The operation was a success, regardless of its substantive impact on the outcome of the election.
Deputy Attorney General Rod Rosenstein noted last week that "There is no allegation in the indictment that the charged conduct altered the outcome of the 2016 election." OK. But there's really no way to know that - how can you measure the impact of discord and distrust on hearts and minds? In any case, swaying the election one way or another was not a requirement for this asymmetric psy-op to earn a few trolls a medal or two. All the Russians had to do to make Uncle Vova smile that oily, predatory smile was to roil the American waters.
And roiled they are... severely.
The indictment is both good and bad for Donald Trump. On the good side, the indictment offers no indication that there was collusion between his campaign and Russian actors.

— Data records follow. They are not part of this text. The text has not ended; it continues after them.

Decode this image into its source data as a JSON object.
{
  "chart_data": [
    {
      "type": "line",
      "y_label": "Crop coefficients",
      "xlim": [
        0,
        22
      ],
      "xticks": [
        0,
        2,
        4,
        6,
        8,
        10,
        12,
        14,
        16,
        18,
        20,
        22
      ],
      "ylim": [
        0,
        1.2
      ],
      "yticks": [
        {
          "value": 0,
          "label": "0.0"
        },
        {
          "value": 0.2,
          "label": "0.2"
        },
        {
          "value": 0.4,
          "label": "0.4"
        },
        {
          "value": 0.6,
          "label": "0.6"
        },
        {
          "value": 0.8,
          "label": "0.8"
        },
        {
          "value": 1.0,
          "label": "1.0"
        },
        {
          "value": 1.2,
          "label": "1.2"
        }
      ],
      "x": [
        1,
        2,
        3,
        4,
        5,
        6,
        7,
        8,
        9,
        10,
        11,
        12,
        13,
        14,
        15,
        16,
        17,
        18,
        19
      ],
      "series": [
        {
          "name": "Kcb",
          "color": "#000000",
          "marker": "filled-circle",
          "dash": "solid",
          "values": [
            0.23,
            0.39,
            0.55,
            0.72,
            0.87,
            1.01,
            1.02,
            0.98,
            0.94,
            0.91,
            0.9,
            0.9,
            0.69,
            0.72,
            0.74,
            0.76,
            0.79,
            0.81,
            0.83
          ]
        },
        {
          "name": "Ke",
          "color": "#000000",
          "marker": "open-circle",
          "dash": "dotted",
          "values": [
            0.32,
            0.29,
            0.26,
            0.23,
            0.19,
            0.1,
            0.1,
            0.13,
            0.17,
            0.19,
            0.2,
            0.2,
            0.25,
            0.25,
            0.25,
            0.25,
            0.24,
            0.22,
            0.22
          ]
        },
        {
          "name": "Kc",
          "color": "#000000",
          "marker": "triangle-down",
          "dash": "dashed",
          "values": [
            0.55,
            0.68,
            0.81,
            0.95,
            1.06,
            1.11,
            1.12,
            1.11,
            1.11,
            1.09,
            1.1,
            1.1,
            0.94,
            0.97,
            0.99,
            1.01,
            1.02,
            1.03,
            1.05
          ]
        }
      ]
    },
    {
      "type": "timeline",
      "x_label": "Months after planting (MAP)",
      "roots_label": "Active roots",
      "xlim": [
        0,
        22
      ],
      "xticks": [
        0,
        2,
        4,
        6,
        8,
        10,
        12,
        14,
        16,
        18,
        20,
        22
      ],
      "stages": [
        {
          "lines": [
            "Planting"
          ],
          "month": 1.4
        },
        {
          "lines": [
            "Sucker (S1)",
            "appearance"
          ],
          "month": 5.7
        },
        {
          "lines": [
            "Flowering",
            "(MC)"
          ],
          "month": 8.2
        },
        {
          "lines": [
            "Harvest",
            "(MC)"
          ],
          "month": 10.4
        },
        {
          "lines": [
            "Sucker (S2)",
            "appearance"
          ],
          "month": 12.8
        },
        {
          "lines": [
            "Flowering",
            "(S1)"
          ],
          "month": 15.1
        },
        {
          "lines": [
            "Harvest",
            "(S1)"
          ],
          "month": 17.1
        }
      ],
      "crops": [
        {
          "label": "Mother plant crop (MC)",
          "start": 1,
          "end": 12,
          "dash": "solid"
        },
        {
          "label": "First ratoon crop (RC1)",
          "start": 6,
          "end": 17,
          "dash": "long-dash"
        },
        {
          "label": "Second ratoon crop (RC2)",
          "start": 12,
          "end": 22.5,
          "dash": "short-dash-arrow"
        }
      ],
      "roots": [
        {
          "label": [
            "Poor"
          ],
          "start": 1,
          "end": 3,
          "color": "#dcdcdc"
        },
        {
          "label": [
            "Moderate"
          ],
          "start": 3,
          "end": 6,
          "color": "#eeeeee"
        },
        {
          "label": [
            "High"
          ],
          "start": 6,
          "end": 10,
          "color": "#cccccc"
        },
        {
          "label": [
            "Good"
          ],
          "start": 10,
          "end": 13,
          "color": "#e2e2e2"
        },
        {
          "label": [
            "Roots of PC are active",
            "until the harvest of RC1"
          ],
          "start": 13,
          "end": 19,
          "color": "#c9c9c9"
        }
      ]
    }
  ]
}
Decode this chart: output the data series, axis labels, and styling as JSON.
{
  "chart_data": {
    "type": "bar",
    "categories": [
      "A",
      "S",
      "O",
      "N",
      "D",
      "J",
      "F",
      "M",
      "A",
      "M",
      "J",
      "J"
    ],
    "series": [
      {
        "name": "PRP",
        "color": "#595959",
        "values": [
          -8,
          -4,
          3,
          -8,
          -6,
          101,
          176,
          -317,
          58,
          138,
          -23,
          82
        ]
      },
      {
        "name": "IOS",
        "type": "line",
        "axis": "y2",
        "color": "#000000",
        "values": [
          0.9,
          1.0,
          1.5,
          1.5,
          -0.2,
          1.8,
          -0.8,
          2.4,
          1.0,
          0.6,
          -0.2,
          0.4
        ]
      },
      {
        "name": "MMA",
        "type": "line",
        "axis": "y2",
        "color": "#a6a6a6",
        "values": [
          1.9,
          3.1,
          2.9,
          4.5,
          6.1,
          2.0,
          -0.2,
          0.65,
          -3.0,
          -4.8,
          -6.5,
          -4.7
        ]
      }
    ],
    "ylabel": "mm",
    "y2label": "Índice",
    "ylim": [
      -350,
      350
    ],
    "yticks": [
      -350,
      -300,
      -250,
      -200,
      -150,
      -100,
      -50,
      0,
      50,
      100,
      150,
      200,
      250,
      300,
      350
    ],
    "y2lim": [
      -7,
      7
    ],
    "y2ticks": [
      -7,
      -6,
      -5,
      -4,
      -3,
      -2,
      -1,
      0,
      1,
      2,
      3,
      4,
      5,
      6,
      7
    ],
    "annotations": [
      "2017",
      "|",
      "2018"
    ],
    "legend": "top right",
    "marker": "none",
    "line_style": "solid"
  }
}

"There is no allegation in this indictment that any American was a knowing participant in this illegal activity," Rosenstein said.
All "real U.S. persons" who interacted with Russian provocateurs did so as "unwittingly" as Warren Zevon in his choice of waitress companions. How were they to know?
There may be another shoe yet to drop, but this indictment provides no fuel to the collusion narrative.
On the other hand, Trump's persistent complaints that the whole Russia investigation is a "hoax" or "fake news" are no longer sustainable, even for his most ardent supporters.
"Good or bad for Donald Trump" has always been the president's sole measuring stick, but that should not be the focus. Given that the Russian actions amount to "information warfare on America," there's something more significant at stake here. The president should act decisively to defend his country. Instead, he's pointing fingers at everybody but Russia and taunting Oprah Winfrey.
The great revelation of the Russia investigation so far is just how ripe the American electorate is for exploitation. There's a lot of anger out there, soaked in the rocket fuel of fear and resentment; it doesn't take much of a spark to make it go up in flames. Our fingers are itching on our keyboards, quick to fire off a killer meme or retweet an insult, but reluctant to drill down on issues, policies and candidates. We're all too credulous about "information" - accurate or not - that confirms and validates our biases and often too lazy to do our homework and draw our own conclusions.
We bunker up in our chosen media silos, unwilling to listen to another perspective and always ready to believe the worst about those who see things differently than we do. Friendships and family relationships fracture along political faultlines.
And Uncle Vova smiles.
Here in Sisters, we're still a small enough and tight-knit enough community that we can have real conversations with other "real U.S. persons." It takes a little work, and it can be a little intimidating stepping out of our echo-chamber and hearing something we may not like from somebody we do like. But that's the only antidote to the hostile bunker mentality we've allowed to take root in our country, which bad actors who mean us harm can and will - as this indictment shows - exploit.
So go have a cup of coffee with your neighbor who stands on the other side of the political fence. You may have more in common than you think - and you're sticking it to Uncle Vova just a little. Which can't be a bad thing.